Distinguish between you as the designer of your machine and you as the worker on your machine. Keep in mind both the rates of change and the levels of things, and the relationship between both. Don’t worry about looking good, worry instead about achieving your goals. For this, teamwork and team spirit are essential, including tolerance of substandard performance. If someone is doing their job poorly, consider whether it is due to inadequate training or inadequate ability. To distinguish between a capacity issue and a capability issues, imagine how that person would perform at the particular function if they had ample capacity.
Everyone makes mistakes. The main difference is that successful people learn from them and unsuccessful people don’t. Observe the patterns of mistakes to see if they are products of weaknesses. Distinguish between a failure in which someone broke their contract vs. a failure in which there was no contract to begin with.

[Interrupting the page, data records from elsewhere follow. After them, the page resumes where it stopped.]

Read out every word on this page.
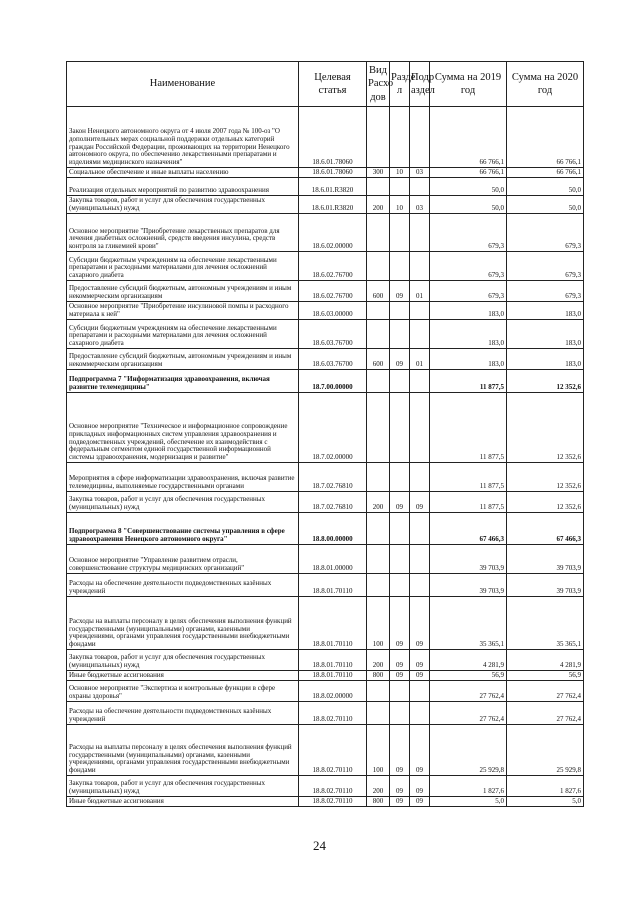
Наименование	Целевая статья	Вид Расхо дов	Разде л	Подр аздел	Сумма на 2019 год	Сумма на 2020 год
Закон Ненецкого автономного округа от 4 июля 2007 года № 100-оз "О дополнительных мерах социальной поддержки отдельных категорий граждан Российской Федерации, проживающих на территории Ненецкого автономного округа, по обеспечению лекарственными препаратами и изделиями медицинского назначения"	18.6.01.78060				66 766,1	66 766,1
Социальное обеспечение и иные выплаты населению	18.6.01.78060	300	10	03	66 766,1	66 766,1
Реализация отдельных мероприятий по развитию здравоохранения	18.6.01.R3820				50,0	50,0
Закупка товаров, работ и услуг для обеспечения государственных (муниципальных) нужд	18.6.01.R3820	200	10	03	50,0	50,0
Основное мероприятие "Приобретение лекарственных препаратов для лечения диабетных осложнений, средств введения инсулина, средств контроля за гликемией крови"	18.6.02.00000				679,3	679,3
Субсидии бюджетным учреждениям на обеспечение лекарственными препаратами и расходными материалами для лечения осложнений сахарного диабета	18.6.02.76700				679,3	679,3
Предоставление субсидий бюджетным, автономным учреждениям и иным некоммерческим организациям	18.6.02.76700	600	09	01	679,3	679,3
Основное мероприятие "Приобретение инсулиновой помпы и расходного материала к ней"	18.6.03.00000				183,0	183,0
Субсидии бюджетным учреждениям на обеспечение лекарственными препаратами и расходными материалами для лечения осложнений сахарного диабета	18.6.03.76700				183,0	183,0
Предоставление субсидий бюджетным, автономным учреждениям и иным некоммерческим организациям	18.6.03.76700	600	09	01	183,0	183,0
Подпрограмма 7 "Информатизация здравоохранения, включая развитие телемедицины"	18.7.00.00000				11 877,5	12 352,6
Основное мероприятие "Техническое и информационное сопровождение прикладных информационных систем управления здравоохранения и подведомственных учреждений, обеспечение их взаимодействия с федеральным сегментом единой государственной информационной системы здравоохранения, модернизация и развитие"	18.7.02.00000				11 877,5	12 352,6
Мероприятия в сфере информатизации здравоохранения, включая развитие телемедицины, выполняемые государственными органами	18.7.02.76810				11 877,5	12 352,6
Закупка товаров, работ и услуг для обеспечения государственных (муниципальных) нужд	18.7.02.76810	200	09	09	11 877,5	12 352,6
Подпрограмма 8 "Совершенствование системы управления в сфере здравоохранения Ненецкого автономного округа"	18.8.00.00000				67 466,3	67 466,3
Основное мероприятие "Управление развитием отрасли, совершенствование структуры медицинских организаций"	18.8.01.00000				39 703,9	39 703,9
Расходы на обеспечение деятельности подведомственных казённых учреждений	18.8.01.70110				39 703,9	39 703,9
Расходы на выплаты персоналу в целях обеспечения выполнения функций государственными (муниципальными) органами, казенными учреждениями, органами управления государственными внебюджетными фондами	18.8.01.70110	100	09	09	35 365,1	35 365,1
Закупка товаров, работ и услуг для обеспечения государственных (муниципальных) нужд	18.8.01.70110	200	09	09	4 281,9	4 281,9
Иные бюджетные ассигнования	18.8.01.70110	800	09	09	56,9	56,9
Основное мероприятие "Экспертиза и контрольные функции в сфере охраны здоровья"	18.8.02.00000				27 762,4	27 762,4
Расходы на обеспечение деятельности подведомственных казённых учреждений	18.8.02.70110				27 762,4	27 762,4
Расходы на выплаты персоналу в целях обеспечения выполнения функций государственными (муниципальными) органами, казенными учреждениями, органами управления государственными внебюджетными фондами	18.8.02.70110	100	09	09	25 929,8	25 929,8
Закупка товаров, работ и услуг для обеспечения государственных (муниципальных) нужд	18.8.02.70110	200	09	09	1 827,6	1 827,6
Иные бюджетные ассигнования	18.8.02.70110	800	09	09	5,0	5,0
24
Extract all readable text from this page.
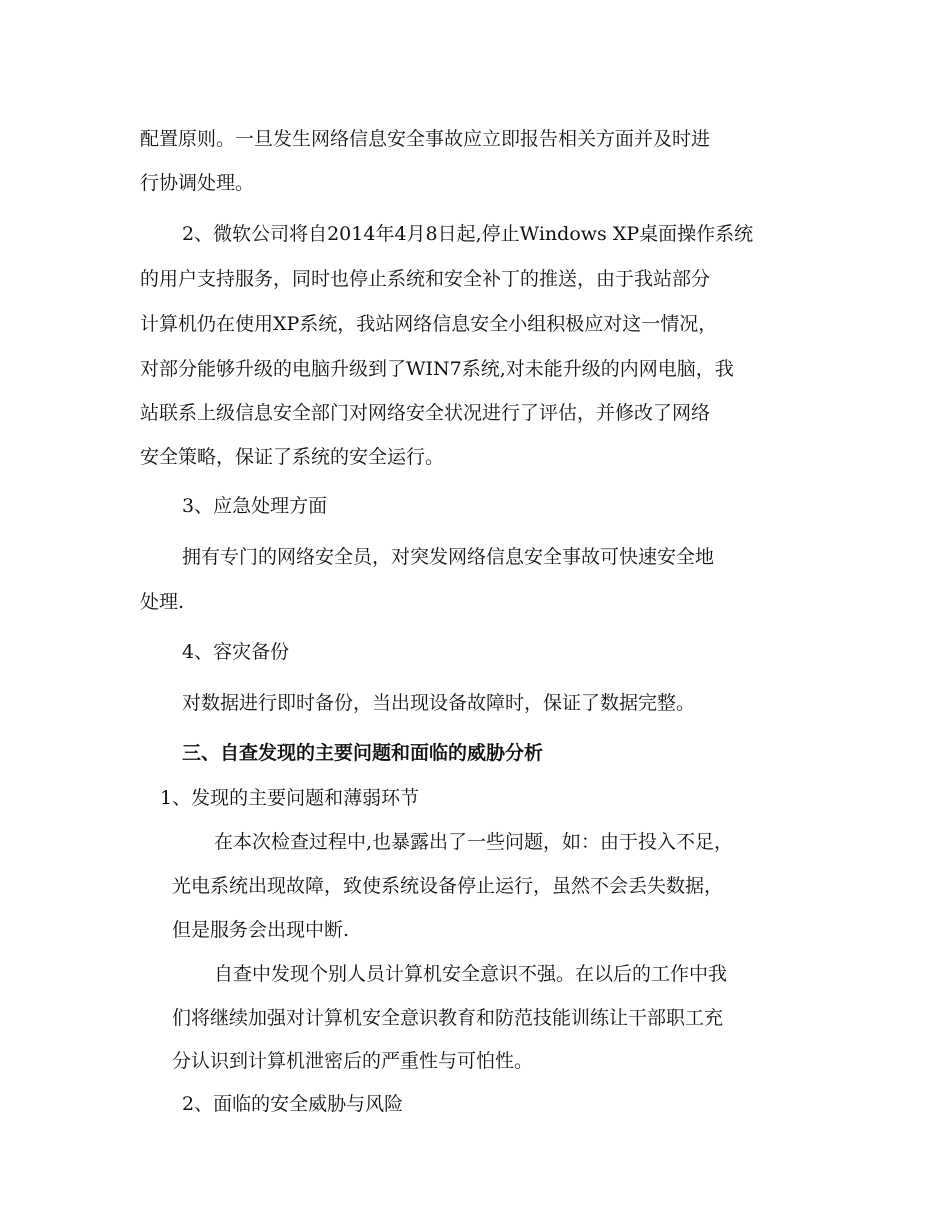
配置原则。一旦发生网络信息安全事故应立即报告相关方面并及时进
行协调处理。
2、微软公司将自2014年4月8日起,停止Windows XP桌面操作系统
的用户支持服务，同时也停止系统和安全补丁的推送，由于我站部分
计算机仍在使用XP系统，我站网络信息安全小组积极应对这一情况，
对部分能够升级的电脑升级到了WIN7系统,对未能升级的内网电脑，我
站联系上级信息安全部门对网络安全状况进行了评估，并修改了网络
安全策略，保证了系统的安全运行。
3、应急处理方面
拥有专门的网络安全员，对突发网络信息安全事故可快速安全地
处理.
4、容灾备份
对数据进行即时备份，当出现设备故障时，保证了数据完整。
三、自查发现的主要问题和面临的威胁分析
1、发现的主要问题和薄弱环节
在本次检查过程中,也暴露出了一些问题，如：由于投入不足，
光电系统出现故障，致使系统设备停止运行，虽然不会丢失数据，
但是服务会出现中断.
自查中发现个别人员计算机安全意识不强。在以后的工作中我
们将继续加强对计算机安全意识教育和防范技能训练让干部职工充
分认识到计算机泄密后的严重性与可怕性。
2、面临的安全威胁与风险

If you didn’t make an expectation clear, you can’t hold people accountable for it not being fulfilled. Don’t worry about looking good. Worry about achieving your goals and objectives.
Goal orientated people can step back from day-to-day and reflect on what and how they’re doing. They are most suitable for creating new things (organizations, projects etc.) and managing organizations that have lots of change. They typically make the most visionary leaders because of their ability to take a broad view and see the whole picture. Task-orientated people tend to make incremental changes that reference what already exists. They are slower to depart for the status quo and more likely to be blindsided by sudden events. On the other hand, they are typically more reliable.
1. Breakthrough technology
Breakthrough technology should be 10 times better than its closest substitute in some important dimension to lead to a real advantage. Anything less will be perceived as marginal improvement. The easiest way to achieve this is to develop new technology.
2. Timing
The most important things are singular with a power law distribution. One market will be better than others. One distribution strategy usually dominates. With a rapidly expanding market and lots of ambiguity, a bad plan is better than no plan.
3. Company Culture
Every company is a culture. A startup is a team of people on a mission. Everyone should be different in the same way - a tribe of like-minded people fiercely devoted to a shared vision. Everyone should be distinguished by their work and responsible for one thing.
Strive to be excellent, radically open minded and embrace reality. Radical open-mindedness and radical transparency are invaluable for rapid learning and growth. Study what happened to other companies that went through similar efforts. This will allow you to better prepare to face a similar situation in the future, potentially avoiding it altogether.
4. Unit Economics
Customer Lifetime Value must exceed Customer Acquisitions Costs. Superior sales and distribution can create a monopoly, even without product differentiation. The converse is not true. Software startups enjoy dramatic economies of scale because marginal cost to produce another copy is close to zero.
5. Unique opportunity
Do you understand an important truth that very few people agree with you on? Network effects start with especially small markets. The ideal target is a concentrated group of customers not served by competition. Create and dominant a niche before gradually expanding into broader markets. This take takes discipline.
6. Defensible market position
Strong brands are powerful. However, no technology company can be built on branding alone – it needs underlying substance. Looking to expand a market not disrupt. Avoid competition as much as possible.